27 de agosto de 2007
Uno empieza a descontar los días de esta oportunidad intelectual recibida y la tristeza comienza a empaparlo como la lluvia fina que nosotros llamamos sirimiri y otros llaman calabobos, esa lluvia que parece que no moja, pero que le penetra a uno hasta el tuétano. Es como si el frío que hace y hará en las calles de esta ciudad comenzara a hacerle a uno tiritar por dentro de repente ante la mera idea de abandonar el lugar. Esta maravillosa experiencia tenía fecha de caducidad como la fruta que uno ve morir con indiferencia en el frutero, una fecha que no se percibe hasta que se ve cómo se muere la manzana y uno siente que una parte de sí mismo se muere ,o cuanto menos se desgarra ante el regreso. Cuando uno llega al lugar, ve la fecha del final demasiado lejos, más tarde, la rutina lo devora y ni siquiera se plantea cuánto queda para que la fecha lo atrape a uno y para cuando quiere darse cuenta, la fecha de regreso lo esta mirando fijamente a los ojos aunque uno quiera mirar hacia otro lado, mientras por dentro hay algo que se le destruye.
Uno pasea por las calles y trata de que su retina atrape todos los detalles, hasta los mas ínfimos, para poder volver, aunque sea mentalmente, a pasear por estas calles y sentir la felicidad que uno creía vedada y con sorpresa encuentra que florece dentro de sí y crece y lo invade y lo domina como una explosión primaveral que abarrota los jardines llenándolos de perfume y colores. Y vida. Esta vida que no parecía consistir en otra cosa diferente a la esperada y sin darse cuenta uno se topa de bruces con otra realidad, otra rutina, otra sociedad, otra vida en fin que lo abraza, lo acaricia y lo mira con ojos sonrientes como diciendo "ven que yo te cuido, vas a estar bien a mi lado", y uno se deja llevar y abrazar y acariciar y cuidar y querer.
Realmente no sé si la vida ES otra cosa, pero de lo que estoy convencido es de que la vida PUEDE SER otra cosa y el mero hecho de ser consciente de esta realidad le abre a uno una enorme puerta dentro de algún recoveco oculto de sí mismo donde antes había una muralla infranqueable.
El tiempo corre demasiado cuando uno está bien, más bien debiera decir que el tiempo desaparece cuando uno está bien, uno se limita a estar bien a sentirse a gusto y olvida el tiempo como un coche abandonado en la cuneta a diferencia de que cuando uno abandona el tiempo, éste sigue su propio camino sin detenerse y en la medida en que uno abandona la consciencia del tiempo éste levanta vuelo y parece llegar antes a su destino.
Y aquí estoy escribiendo esta carta de despedida cuando apenas ayer estaba deshaciendo mis maletas, las mismas que ahora vuelven repletas de otras sensaciones, vivencias y alegrías.
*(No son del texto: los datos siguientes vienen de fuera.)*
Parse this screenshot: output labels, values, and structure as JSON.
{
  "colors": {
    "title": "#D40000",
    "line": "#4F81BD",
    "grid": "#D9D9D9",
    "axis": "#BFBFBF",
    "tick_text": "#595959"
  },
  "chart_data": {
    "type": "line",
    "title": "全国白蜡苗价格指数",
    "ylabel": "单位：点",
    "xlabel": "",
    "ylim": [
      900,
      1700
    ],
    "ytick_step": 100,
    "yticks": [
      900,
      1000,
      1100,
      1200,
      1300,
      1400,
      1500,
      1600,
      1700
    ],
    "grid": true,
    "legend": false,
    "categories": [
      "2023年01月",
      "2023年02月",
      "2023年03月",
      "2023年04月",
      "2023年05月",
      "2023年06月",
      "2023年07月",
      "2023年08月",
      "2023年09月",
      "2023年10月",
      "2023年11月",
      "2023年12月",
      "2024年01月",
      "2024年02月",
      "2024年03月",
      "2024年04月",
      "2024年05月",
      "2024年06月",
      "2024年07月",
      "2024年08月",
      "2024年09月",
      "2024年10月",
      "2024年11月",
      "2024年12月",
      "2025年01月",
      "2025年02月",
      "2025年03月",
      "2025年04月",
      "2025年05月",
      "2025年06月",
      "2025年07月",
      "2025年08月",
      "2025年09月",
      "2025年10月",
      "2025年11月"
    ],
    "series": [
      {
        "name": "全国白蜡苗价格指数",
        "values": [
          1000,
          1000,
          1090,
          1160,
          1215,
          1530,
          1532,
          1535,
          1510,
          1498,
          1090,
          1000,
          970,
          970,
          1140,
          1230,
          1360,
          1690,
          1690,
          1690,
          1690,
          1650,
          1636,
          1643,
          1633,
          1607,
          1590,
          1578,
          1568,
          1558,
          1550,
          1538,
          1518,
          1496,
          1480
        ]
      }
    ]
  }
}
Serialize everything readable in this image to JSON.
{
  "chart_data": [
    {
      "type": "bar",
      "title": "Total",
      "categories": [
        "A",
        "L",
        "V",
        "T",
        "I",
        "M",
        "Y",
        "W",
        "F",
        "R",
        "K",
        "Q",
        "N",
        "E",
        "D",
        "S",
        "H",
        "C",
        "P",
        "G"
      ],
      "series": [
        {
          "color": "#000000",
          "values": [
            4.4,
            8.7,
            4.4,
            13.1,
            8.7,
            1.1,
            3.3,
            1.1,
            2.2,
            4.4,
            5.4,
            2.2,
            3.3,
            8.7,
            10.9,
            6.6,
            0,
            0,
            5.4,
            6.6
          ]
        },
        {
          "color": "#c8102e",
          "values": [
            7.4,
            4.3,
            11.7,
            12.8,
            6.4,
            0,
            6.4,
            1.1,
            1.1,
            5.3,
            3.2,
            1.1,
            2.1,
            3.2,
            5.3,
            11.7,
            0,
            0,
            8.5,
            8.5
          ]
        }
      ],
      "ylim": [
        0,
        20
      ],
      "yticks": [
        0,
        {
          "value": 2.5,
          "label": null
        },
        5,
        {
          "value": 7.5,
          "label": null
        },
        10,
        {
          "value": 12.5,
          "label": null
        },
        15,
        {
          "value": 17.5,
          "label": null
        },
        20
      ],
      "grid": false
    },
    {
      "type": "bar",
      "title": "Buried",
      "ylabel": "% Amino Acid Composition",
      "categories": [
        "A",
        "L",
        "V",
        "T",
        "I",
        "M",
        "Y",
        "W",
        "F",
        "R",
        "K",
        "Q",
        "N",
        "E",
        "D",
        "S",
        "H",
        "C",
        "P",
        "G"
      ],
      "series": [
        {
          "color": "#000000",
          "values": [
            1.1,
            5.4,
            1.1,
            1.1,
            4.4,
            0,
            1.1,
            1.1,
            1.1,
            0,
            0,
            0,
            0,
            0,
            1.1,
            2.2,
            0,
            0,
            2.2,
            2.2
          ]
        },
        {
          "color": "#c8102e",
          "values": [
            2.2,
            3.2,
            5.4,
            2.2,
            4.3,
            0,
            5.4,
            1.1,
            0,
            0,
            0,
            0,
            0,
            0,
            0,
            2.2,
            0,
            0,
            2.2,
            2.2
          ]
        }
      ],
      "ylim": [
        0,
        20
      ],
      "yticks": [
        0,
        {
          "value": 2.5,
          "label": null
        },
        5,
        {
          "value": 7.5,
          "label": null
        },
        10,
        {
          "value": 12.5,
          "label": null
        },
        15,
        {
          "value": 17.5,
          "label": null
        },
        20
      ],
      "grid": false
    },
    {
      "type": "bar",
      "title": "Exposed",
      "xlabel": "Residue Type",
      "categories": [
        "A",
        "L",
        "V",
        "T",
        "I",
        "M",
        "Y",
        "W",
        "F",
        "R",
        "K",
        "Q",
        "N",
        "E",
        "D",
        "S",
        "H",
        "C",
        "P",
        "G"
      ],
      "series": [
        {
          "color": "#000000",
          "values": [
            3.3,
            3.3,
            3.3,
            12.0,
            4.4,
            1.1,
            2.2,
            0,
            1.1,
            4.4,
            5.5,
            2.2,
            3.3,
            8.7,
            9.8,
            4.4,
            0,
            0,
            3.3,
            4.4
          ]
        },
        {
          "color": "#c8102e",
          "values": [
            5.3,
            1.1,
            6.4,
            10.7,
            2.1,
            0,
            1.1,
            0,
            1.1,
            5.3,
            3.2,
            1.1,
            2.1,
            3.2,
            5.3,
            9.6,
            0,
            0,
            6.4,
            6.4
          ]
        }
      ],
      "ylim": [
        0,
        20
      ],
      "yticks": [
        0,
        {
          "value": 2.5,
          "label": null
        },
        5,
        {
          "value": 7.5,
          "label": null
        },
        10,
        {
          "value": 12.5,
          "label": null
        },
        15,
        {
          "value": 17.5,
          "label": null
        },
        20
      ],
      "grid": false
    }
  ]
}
Las mismas que acarrea éste que ya no es el mismo, que ha cambiado en muchos aspectos y que se asoma a la vida de otra manera. No sabría decir con precisión qué queda, qué ha nacido y qué ha muerto en mí, pero me atrevo a confesar que he sido más feliz aquí que en la mayoría de las estaciones en las que la vida me ha hecho detenerme.
Finlandia, el país con forma de dama que en su día tuvo dos brazos y que perdió uno en favor de Rusia. Finlandia, la dama de la que uno se enamora perdida y platónicamente ya que los conceptos nunca corresponden a las personas.
Sé que esto pasa factura, sé que la felicidad que hoy me acompaña es el dolor que mañana me cogerá de la mano, sé que va a doler, pero los caminos por los que transcurre la vida son insondables y tras cada curva hay una sorpresa esperándolo a uno bien con los brazos abiertos o con los puños cerrados.
Sé que va a doler y que tarde o temprano voy a llorar. No sé si será en la estación de Jyväskylä, en el tren, en el avión o cuando llegue a casa, pero eso va a resultar inevitable.
Por ahora sólo me queda contener el nudo en la garganta y decir moi moi Jyväskylä.